According to the National Survey of Employer-Sponsored Health Plans, conducted annually by Mercer, growth in the average total health benefit cost per employee, which had reached 6.9% last year, slowed in 2011 to 6.1%, with an increase of 5.7% expected for 2012.

Cost averaged $10,146 per employee in 2011.

Mercer's nationally projectable annual survey includes public and private organizations with 10 or more employees; 2,844 employers responded in 2011.

"In a tough economy where high benefit cost increases often have to be balanced with lower pay increases, cost management is already important," said Rich Fuerstenberg, a Partner in Mercer's Princeton office. "But given the new cost pressure from health reform and with the cost of health benefits nearly $12,000 per employee in New Jersey, for many employers it's becoming an imperative."

Fuerstenberg says as,ed about their 2012 costs, New Jersey respondents estimated that if they made no changes to their current plan, cost would rise by 8.8%. "However, they expect to hold their cost increase to 6.5% by making changes to plan design and/or plan vendors."

The bad news, he says, is that 73% say they will shift costs to their employees in 2012 by raising deductibles, copays/coinsurance or out-of-pocket maximums, increasing employees' share of the premium contribution, or some other way.

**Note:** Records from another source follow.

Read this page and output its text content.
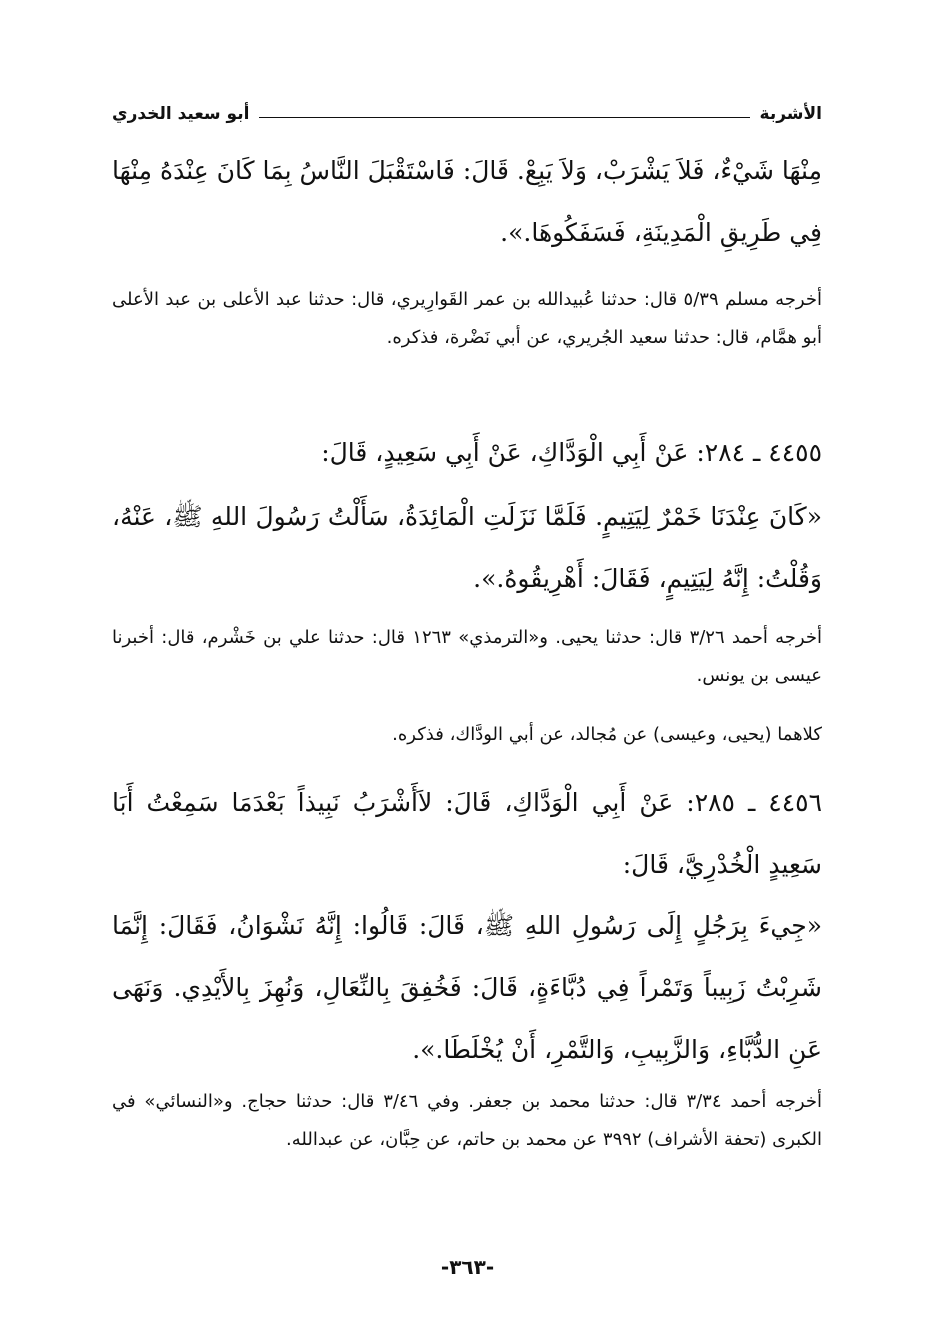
الأشربة
أبو سعيد الخدري
مِنْهَا شَيْءٌ، فَلاَ يَشْرَبْ، وَلاَ يَبِعْ. قَالَ: فَاسْتَقْبَلَ النَّاسُ بِمَا كَانَ عِنْدَهُ مِنْهَا فِي طَرِيقِ الْمَدِينَةِ، فَسَفَكُوهَا.».
أخرجه مسلم ٥/٣٩ قال: حدثنا عُبيدالله بن عمر القَوارِيري، قال: حدثنا عبد الأعلى بن عبد الأعلى أبو همَّام، قال: حدثنا سعيد الجُريري، عن أبي نَضْرة، فذكره.
٤٤٥٥ ـ ٢٨٤: عَنْ أَبِي الْوَدَّاكِ، عَنْ أَبِي سَعِيدٍ، قَالَ:
«كَانَ عِنْدَنَا خَمْرٌ لِيَتِيمٍ. فَلَمَّا نَزَلَتِ الْمَائِدَةُ، سَأَلْتُ رَسُولَ اللهِ ﷺ، عَنْهُ، وَقُلْتُ: إِنَّهُ لِيَتِيمٍ، فَقَالَ: أَهْرِيقُوهُ.».
أخرجه أحمد ٣/٢٦ قال: حدثنا يحيى. و«الترمذي» ١٢٦٣ قال: حدثنا علي بن خَشْرم، قال: أخبرنا عيسى بن يونس.
كلاهما (يحيى، وعيسى) عن مُجالد، عن أبي الودَّاك، فذكره.
٤٤٥٦ ـ ٢٨٥: عَنْ أَبِي الْوَدَّاكِ، قَالَ: لاَأَشْرَبُ نَبِيذاً بَعْدَمَا سَمِعْتُ أَبَا سَعِيدٍ الْخُدْرِيَّ، قَالَ:
«جِيءَ بِرَجُلٍ إِلَى رَسُولِ اللهِ ﷺ، قَالَ: قَالُوا: إِنَّهُ نَشْوَانُ، فَقَالَ: إِنَّمَا شَرِبْتُ زَبِيباً وَتَمْراً فِي دُبَّاءَةٍ، قَالَ: فَخُفِقَ بِالنِّعَالِ، وَنُهِزَ بِالأَيْدِي. وَنَهَى عَنِ الدُّبَّاءِ، وَالزَّبِيبِ، وَالتَّمْرِ، أَنْ يُخْلَطَا.».
أخرجه أحمد ٣/٣٤ قال: حدثنا محمد بن جعفر. وفي ٣/٤٦ قال: حدثنا حجاج. و«النسائي» في الكبرى (تحفة الأشراف) ٣٩٩٢ عن محمد بن حاتم، عن حِبَّان، عن عبدالله.
-٣٦٣-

The good news is that more employers in the state are giving employees the ability to lower costs through wellness and health management programs. "Especially during open enrollment, employees will see incentives to complete health risk asessments and quit smoking."

Fuerstenberg says when asked how likely they are to terminate their medical plans after the state insurance exchanges become operational in 2014, 6% of New Jersey respondents say they are likely or very likely to do so. Nationally, 9% of large employers and 19% of small employers say they are likely or very likely to terminate their plans.

"Certainly the exchanges are going to be a critical issue for employers to see if they can maintain their costs with these consumer-driven plans or if they are going to go for the state insurance exchanges."